Forecasts that Australia would be a virtual cashless society by 2024 were drawn from a new report by financial giant FIS Global. Mike Kresse, head of global payments at FIS, believes cash will be virtually retired by 2030.
“From individual consumers and small businesses to the largest clients, cash can’t compete with rising expectations for fast, safe and easy payments,” he said when launching FIS Global’s annual report.
“The smartphone was already transforming payments, and the pandemic brought the future faster, accelerating the trends.”
FIS forecast that by 2024, Australia will be the fourth most cash-averse economy in the world after Sweden, Denmark and Hong Kong.
Prof Worthington says Australian authorities need to work on establishing a way to include people who still want to use cash, hence his plea to consider cash as an essential service.
“We are using less cash as a payment system, but today people still need access to cash. That may be because of a desire for privacy, convenience or as a backup payment option when all else fails.”
Cash is still the preferred payment option of many small traders and sub contractors. The Australian Taxation Office (ATO ) occasionally has a blitz on companies thought to be under-reporting income, one year targeting 45,000 small businesses.
“We use a range of tools to identify and take action against people and businesses that may not be correctly meeting their obligations,” the ATO says.
“Through data matching, we can identify businesses that don’t have electronic payment facilities.
“These businesses often advertise as ‘cash only’ or mainly deal in cash transactions. When businesses do this, they are more likely to make mistakes or don’t keep thorough records.”
It’s comforting to know that the ATO differentiates between the cash economy, the ‘shadow’ economy and the ‘black’ economy, the latter run by organised crime groups dealing in drugs, prostitution and people smuggling.
This topic got me thinking about the day in 1984 when I was locked in a secure room with a million dollars. Our chief of staff had been asked to send a reporter and photographer to a bank branch in Toowoomba. The occasion was the arrival of Australia’s first $100 note – in this instance 10,000 notes delivered in a square block. The cash was transported by train from the Reserve Bank mint at Craigieburn in Victoria. Secrecy was paramount and we were not told when the photo opportunity would happen until half an hour prior.
I have to tell you, a million dollars in $100 notes takes up a lot of space in a room. Our photographer fitted a wide angle lens to best capture the great block of notes and obligatory men in suits.

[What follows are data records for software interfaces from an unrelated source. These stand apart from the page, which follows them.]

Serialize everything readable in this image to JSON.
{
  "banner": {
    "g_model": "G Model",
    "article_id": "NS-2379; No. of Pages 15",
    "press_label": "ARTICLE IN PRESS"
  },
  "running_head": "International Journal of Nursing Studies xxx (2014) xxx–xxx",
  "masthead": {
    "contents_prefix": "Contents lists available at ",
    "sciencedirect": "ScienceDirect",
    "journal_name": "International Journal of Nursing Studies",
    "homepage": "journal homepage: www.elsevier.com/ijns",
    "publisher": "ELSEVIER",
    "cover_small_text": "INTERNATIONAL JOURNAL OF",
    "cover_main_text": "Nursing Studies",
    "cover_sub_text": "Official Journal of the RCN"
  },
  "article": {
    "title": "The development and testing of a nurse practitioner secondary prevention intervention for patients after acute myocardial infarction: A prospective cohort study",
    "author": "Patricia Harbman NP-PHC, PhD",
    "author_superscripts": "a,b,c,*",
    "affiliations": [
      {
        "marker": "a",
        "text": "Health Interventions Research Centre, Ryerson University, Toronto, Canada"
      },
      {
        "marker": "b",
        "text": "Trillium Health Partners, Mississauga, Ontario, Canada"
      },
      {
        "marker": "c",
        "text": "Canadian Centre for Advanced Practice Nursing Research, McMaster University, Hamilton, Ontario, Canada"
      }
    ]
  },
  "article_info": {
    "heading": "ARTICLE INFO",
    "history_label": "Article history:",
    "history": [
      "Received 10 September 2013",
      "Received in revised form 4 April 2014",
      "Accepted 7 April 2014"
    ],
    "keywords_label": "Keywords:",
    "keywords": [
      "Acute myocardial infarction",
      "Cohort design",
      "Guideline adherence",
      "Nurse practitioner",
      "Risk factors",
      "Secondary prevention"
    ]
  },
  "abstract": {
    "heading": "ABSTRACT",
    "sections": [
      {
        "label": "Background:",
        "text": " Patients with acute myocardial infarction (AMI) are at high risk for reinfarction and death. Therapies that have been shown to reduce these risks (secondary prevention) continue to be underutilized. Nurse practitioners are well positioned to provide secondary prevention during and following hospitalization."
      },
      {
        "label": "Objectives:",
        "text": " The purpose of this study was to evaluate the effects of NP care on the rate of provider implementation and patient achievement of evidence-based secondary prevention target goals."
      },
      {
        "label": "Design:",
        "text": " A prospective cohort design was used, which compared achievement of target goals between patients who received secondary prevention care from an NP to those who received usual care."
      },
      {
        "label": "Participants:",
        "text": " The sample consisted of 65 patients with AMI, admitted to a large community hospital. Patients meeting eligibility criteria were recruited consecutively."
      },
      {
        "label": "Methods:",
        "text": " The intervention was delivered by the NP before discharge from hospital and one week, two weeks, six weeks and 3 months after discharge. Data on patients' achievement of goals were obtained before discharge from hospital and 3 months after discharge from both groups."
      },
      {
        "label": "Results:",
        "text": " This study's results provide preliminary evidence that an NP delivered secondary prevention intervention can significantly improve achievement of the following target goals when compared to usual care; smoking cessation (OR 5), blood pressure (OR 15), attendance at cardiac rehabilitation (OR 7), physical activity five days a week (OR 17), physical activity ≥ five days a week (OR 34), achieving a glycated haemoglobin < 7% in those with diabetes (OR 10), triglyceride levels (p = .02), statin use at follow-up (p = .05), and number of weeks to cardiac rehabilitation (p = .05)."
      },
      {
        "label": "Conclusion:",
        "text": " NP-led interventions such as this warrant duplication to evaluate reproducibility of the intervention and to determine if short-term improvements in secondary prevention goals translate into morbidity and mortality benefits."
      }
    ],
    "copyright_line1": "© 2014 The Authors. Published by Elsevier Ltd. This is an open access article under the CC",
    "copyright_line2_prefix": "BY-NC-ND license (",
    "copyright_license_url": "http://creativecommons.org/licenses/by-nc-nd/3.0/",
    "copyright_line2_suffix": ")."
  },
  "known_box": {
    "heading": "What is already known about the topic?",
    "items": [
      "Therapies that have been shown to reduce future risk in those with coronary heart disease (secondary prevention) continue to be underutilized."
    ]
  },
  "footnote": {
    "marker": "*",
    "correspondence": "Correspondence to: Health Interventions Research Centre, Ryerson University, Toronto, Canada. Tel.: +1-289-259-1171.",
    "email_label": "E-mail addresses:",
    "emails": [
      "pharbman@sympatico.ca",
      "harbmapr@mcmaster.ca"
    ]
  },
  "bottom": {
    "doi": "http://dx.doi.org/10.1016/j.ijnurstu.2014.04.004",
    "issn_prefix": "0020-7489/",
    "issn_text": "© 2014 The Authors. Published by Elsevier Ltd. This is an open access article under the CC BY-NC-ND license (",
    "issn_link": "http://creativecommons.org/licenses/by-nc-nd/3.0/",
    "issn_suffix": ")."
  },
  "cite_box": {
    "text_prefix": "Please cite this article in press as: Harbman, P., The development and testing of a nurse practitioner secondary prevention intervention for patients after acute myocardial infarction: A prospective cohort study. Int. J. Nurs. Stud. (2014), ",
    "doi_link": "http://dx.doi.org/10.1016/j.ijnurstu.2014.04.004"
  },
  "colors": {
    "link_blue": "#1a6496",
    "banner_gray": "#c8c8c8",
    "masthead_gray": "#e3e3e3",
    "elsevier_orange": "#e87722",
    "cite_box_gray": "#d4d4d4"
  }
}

These days, I almost always carry cash in my wallet and feel naked if I run out. Despite having a debit card and a credit card, it somehow just isn’t the same. Even during Covid in 2020, when retailers looked askance at people tendering banknotes, I slipped the odd five or ten across the counter. Cash will always be an attractive option for some people because (a) it is anonymous and (b) does not leave an electronic trail.
After all, until the day when marijuana is decriminalised, regular users will turn up at the usual location with $300 or so in cash. There are many such occasions when consumers are unlikely to use buy now-pay later options.
No sooner had I written that, an ad for Safepay popped up on my screen! How do they do that?